£1.7million grant to support research into Scotland's earliest human life

£1.7million grant to support research into Scotland's earliest human life

An archaeologist at the University of Aberdeen has been awarded £1.7million to investigate the earliest period in which humans may have inhabited Scotland.

Towards the end of the last Ice Age, Scotland was at the extreme north-west of the European continental landmass before the North Sea was formed. Despite its land connections, it has long been assumed that the country did not support human life until the Holocene, the most recent interval of Earth history that dates from around 11,700 years ago until the present day.

Recent archaeological discoveries have pointed to earlier human occupation but there remains a lack of ‘traditional’ archaeological evidence about human life in Scotland at this time.

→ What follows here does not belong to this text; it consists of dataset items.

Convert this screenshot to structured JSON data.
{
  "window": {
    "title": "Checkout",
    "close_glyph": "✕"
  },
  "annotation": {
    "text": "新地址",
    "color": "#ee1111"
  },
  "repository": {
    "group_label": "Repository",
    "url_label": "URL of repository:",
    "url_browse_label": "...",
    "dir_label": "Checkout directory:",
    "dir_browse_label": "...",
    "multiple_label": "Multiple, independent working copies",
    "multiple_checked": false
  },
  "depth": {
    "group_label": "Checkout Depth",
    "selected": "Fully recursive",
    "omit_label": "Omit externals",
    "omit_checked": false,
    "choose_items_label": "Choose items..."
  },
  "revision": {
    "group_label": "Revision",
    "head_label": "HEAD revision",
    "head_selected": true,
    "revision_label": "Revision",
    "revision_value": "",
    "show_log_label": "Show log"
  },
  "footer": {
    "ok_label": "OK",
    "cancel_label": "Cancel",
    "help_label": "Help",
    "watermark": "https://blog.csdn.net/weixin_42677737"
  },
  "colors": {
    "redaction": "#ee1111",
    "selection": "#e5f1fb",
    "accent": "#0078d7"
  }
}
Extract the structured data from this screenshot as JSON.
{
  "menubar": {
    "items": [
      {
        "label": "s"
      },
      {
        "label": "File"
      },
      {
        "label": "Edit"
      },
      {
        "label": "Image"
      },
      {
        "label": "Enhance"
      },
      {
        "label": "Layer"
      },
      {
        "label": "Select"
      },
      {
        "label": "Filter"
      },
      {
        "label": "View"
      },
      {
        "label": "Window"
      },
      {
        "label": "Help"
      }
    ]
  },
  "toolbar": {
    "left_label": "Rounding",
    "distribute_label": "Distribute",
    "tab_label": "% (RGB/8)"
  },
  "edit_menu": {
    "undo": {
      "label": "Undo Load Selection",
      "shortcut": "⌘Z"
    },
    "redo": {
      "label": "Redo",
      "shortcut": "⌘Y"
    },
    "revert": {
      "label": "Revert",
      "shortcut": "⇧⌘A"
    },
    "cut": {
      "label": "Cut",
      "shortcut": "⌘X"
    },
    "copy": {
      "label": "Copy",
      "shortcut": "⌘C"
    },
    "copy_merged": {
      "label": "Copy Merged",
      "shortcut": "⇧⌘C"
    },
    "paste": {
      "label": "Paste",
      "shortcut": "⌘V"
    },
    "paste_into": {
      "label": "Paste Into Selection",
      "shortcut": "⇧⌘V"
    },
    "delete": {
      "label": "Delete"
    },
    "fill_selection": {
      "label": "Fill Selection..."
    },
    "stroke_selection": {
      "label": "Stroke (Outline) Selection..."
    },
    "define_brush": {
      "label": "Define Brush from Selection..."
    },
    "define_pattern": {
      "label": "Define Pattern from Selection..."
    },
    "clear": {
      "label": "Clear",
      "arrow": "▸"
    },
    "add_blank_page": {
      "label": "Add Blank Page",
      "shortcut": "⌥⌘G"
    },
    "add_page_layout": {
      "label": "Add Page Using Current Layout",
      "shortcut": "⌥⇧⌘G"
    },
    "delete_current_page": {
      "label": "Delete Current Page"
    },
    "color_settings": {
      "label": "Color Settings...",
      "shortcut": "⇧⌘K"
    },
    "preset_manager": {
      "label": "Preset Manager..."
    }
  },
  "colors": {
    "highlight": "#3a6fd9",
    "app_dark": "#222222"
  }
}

Professor Kate Britton, with a team of international collaborators, will use ecological and archaeological science techniques to begin piecing together the evidence that humans were living in Scotland millennia before widely accepted versions of the nation’s history.

After being selected for a European Research Council (ERC) 2022 Consolidator Grant award, the project is now funded by the UK Research and Innovation (UKRI) Horizon Europe Guarantee Fund.

Professor Britton says: “Palaeolithic Scotland has been missing from the textbooks, presumed non-existent.

“Key discoveries of the last decade have finally provided indisputable evidence for human activity at the extreme edge of north-west Europe towards the end of the Last Ice Age, but the evidence is sparse and under-researched.

“For too long we have accepted that human activity was confined to more southern areas of Britain at that time, but we want to challenge that narrative.”

Professor Britton says they will attempt to do this by conducting ‘archaeology in reverse’.

“Scotland does not have the extensive cave networks we find in places like southern France and the acidity of our soils means that it is unlikely that delicate tools made from antler or bone have survived, and so far only a few stone tools have been found” she added.

“Instead, we will turn our attention to the flora and fauna and to the extensive deposits of animal remains already housed in museums and collections to reinterpret what they can tell us about the environments Scotland’s first peoples encountered and to examine whether the previous dating of such objects is accurate.

“If we can build a picture of the ecosystems and conditions which existed then we can gain new insights into the type of human population this environment is likely to have supported.”

The grant will fund Professor Britton’s research for the next five years, as well as three post-doctoral researchers and a project PhD student, who will work together to examine stone tools, analyse ancient soils and sediments for traces of preserved DNA, explore collections of animal bones, and conduct new radiocarbon dating and isotopic (chemical) analysis of those animal remains. The project will be augmented with computational modelling, with the goal of ‘populating’ the Ice Age landscapes of Scotland, and even predicting where new archaeological sites may lie hidden.

Part of the project will involve the sampling and analysis of Ice Age material from the Natural Sciences collections of National Museums Scotland, which is a research partner in the project.

Principle Curator of Vertebrates, Dr Andrew Kitchener, said: “Scotland’s last ice age is treated almost as a dead zone, where no life could have existed because of extensive ice sheets, but so few of the bones recovered from caves, bogs, clays and gravels over the last 200 years have been dated and studied that it’s great to see them get the attention they deserve.  There are exciting new stories about Palaeolithic Scotland just waiting to be uncovered and told”.